Renforcer l’action européenne pour mieux coordonner et compléter les politiques de santé des États membres

∙ En anticipant les tensions et crises sanitaires via la création d’une réserve européenne des médicaments d’intérêt sanitaire et stratégique sur le modèle du mécanisme rescUE mis en place par la Commission européenne. Il s’agit ici de développer à l’échelle européenne quelques stratégies de santé, avec un panier commun de médicaments et vaccins prioritaires et des prix harmonisés. Cette réserve permettra aux États membres de faire face aux tensions éventuelles sur les chaînes d’approvisionnement.
∙ En ayant recours plus systématiquement à une politique d’achats groupés permettant de réduire les coûts de certains équipements et médicaments. Il est plus facile d’aller négocier auprès des fournisseurs lorsque l’on représente 446 millions d’habitants.
∙ En instaurant une plus grande transparence dans la chaîne de distribution avec la mise en place d’un pilotage centralisé, une information plus grande de l’ensemble des acteurs concernés, en mobilisant davantage la responsabilité des entreprises pharmaceutiques, du producteur de la substance de base jusqu’au distributeur, en passant par les autorités de gestion et de mise sur le marché. Les conséquences en termes de santé publique rendent légitimes les exigences particulières des pouvoirs publics, particulièrement en matière de stocks de médicaments dits “stratégiques”, les firmes pharmaceutiques travaillant le plus souvent à flux tendu.

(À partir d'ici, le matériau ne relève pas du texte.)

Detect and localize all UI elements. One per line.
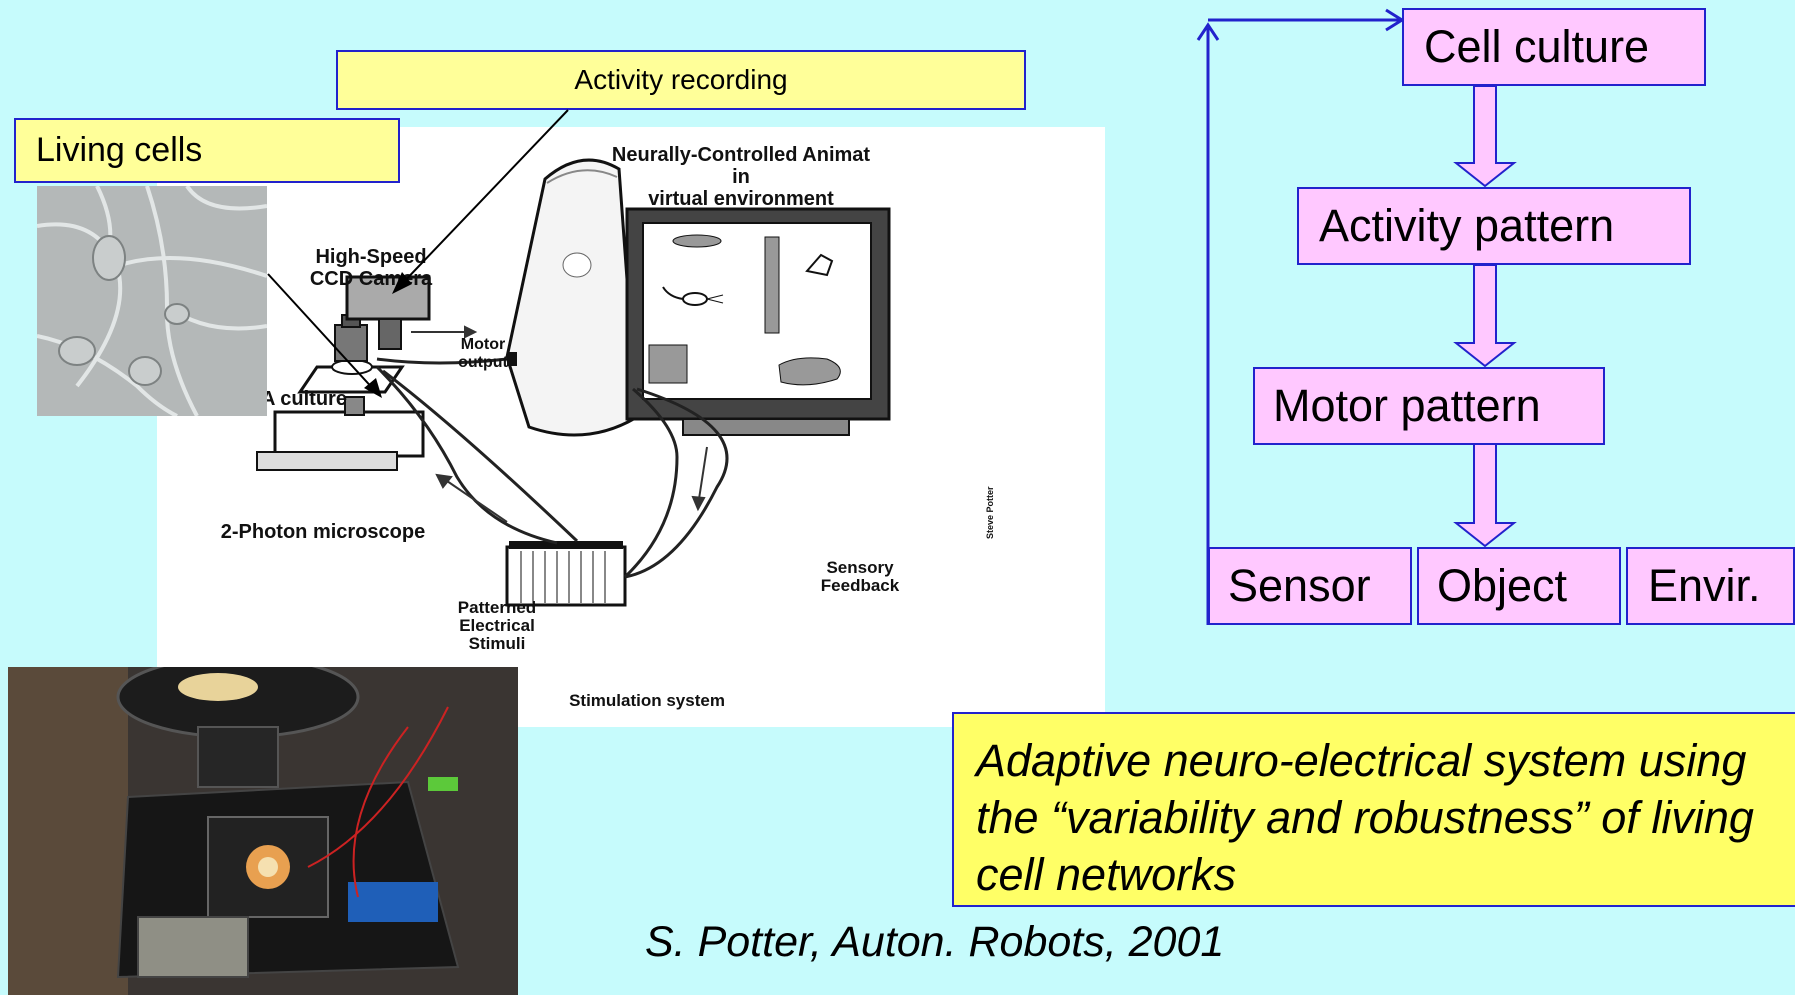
monitor-icon (625, 207, 891, 436)
flow-arrow-1 (1453, 85, 1517, 188)
rat-icon (662, 286, 724, 306)
lab-photo (8, 667, 518, 995)
artist-credit: Steve Potter (985, 486, 995, 539)
living-cells-label: Living cells (14, 118, 400, 183)
object-box: Object (1417, 547, 1621, 625)
camera-icon (345, 275, 431, 350)
setup-diagram-drawing: Neurally-Controlled Animat in virtual en… (221, 144, 995, 710)
caption-line-2: the “variability and robustness” of livi… (976, 792, 1754, 843)
living-cells-micrograph (36, 184, 268, 418)
flow-arrow-2 (1453, 264, 1517, 368)
activity-pattern-box: Activity pattern (1297, 187, 1691, 265)
setup-diagram: Neurally-Controlled Animat in virtual en… (157, 127, 1105, 727)
diagram-arrows (411, 325, 708, 523)
stimuli-label-2: Electrical (459, 616, 535, 635)
microscope-icon (256, 314, 425, 471)
sensory-label-1: Sensory (826, 558, 894, 577)
motor-pattern-box: Motor pattern (1253, 367, 1605, 445)
culture-label: A culture (261, 388, 347, 410)
camera-label-1: High-Speed (315, 246, 426, 268)
cables (375, 357, 729, 579)
activity-recording-label: Activity recording (336, 50, 1026, 110)
caption-line-3: cell networks (976, 849, 1237, 900)
citation: S. Potter, Auton. Robots, 2001 (645, 918, 1225, 966)
sensory-label-2: Feedback (821, 576, 900, 595)
animat-title-2: in (732, 166, 750, 188)
stimulation-system-label: Stimulation system (569, 691, 725, 710)
sensor-box: Sensor (1208, 547, 1412, 625)
animat-title-1: Neurally-Controlled Animat (612, 144, 871, 166)
animat-title-3: virtual environment (648, 188, 834, 210)
motor-output-label-1: Motor (461, 336, 505, 353)
microscope-label: 2-Photon microscope (221, 521, 425, 543)
envir-box: Envir. (1626, 547, 1795, 625)
caption-box: Adaptive neuro-electrical system using t… (952, 712, 1795, 907)
stimuli-label-3: Stimuli (469, 634, 526, 653)
stimuli-label-1: Patterned (458, 598, 536, 617)
cell-culture-box: Cell culture (1402, 8, 1706, 86)
flow-arrow-3 (1453, 443, 1517, 548)
caption-line-1: Adaptive neuro-electrical system using (976, 735, 1747, 786)
motor-output-label-2: output (458, 354, 508, 371)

Renforcer la coopération entre les États membres

∙ En gérant en temps réel les stocks de médicaments disponibles dans chaque État membre et en évitant les phénomènes de “surstockage”. Le Commissaire à la santé devrait pouvoir piloter une “task force” en lien avec l’Agence européenne du médicament, les agences nationales et les industriels, afin d’anticiper les tensions sur les stocks et de réguler, au sein du marché unique, la circulation des médicaments en fonction des besoins de chacun des États membres. Cette forme de solidarité et de coordination européenne doit désormais voir le jour.
Par une simplification des législations et la mise en place d’une flexibilité des mesures règlementaires en temps de crise afin d’atténuer les pénuries et faciliter la circulation des médicaments entre États membres : acceptation de différents formats d’emballages, procédure de réutilisation permettant aux titulaires d’une AMM d’obtenir un agrément dans un autre État membre, extension des dates de péremption, utilisation de médicaments vétérinaires, autorisation d’une certaine coordination entre les entreprises sans crainte d’entente concurrentielle etc.
Par la mise en place d’outils numériques et innovants permettant d’avoir une information partagée en matière de pénuries et de matériel médical dans les États membres.

La mise en place d’une véritable stratégie industrielle pharmaceutique doit permettre à l’Union européenne de retrouver sa souveraineté sanitaire, d’investir dans la recherche de pointe pour être le continent de l’innovation et de l’excellence en matière de santé.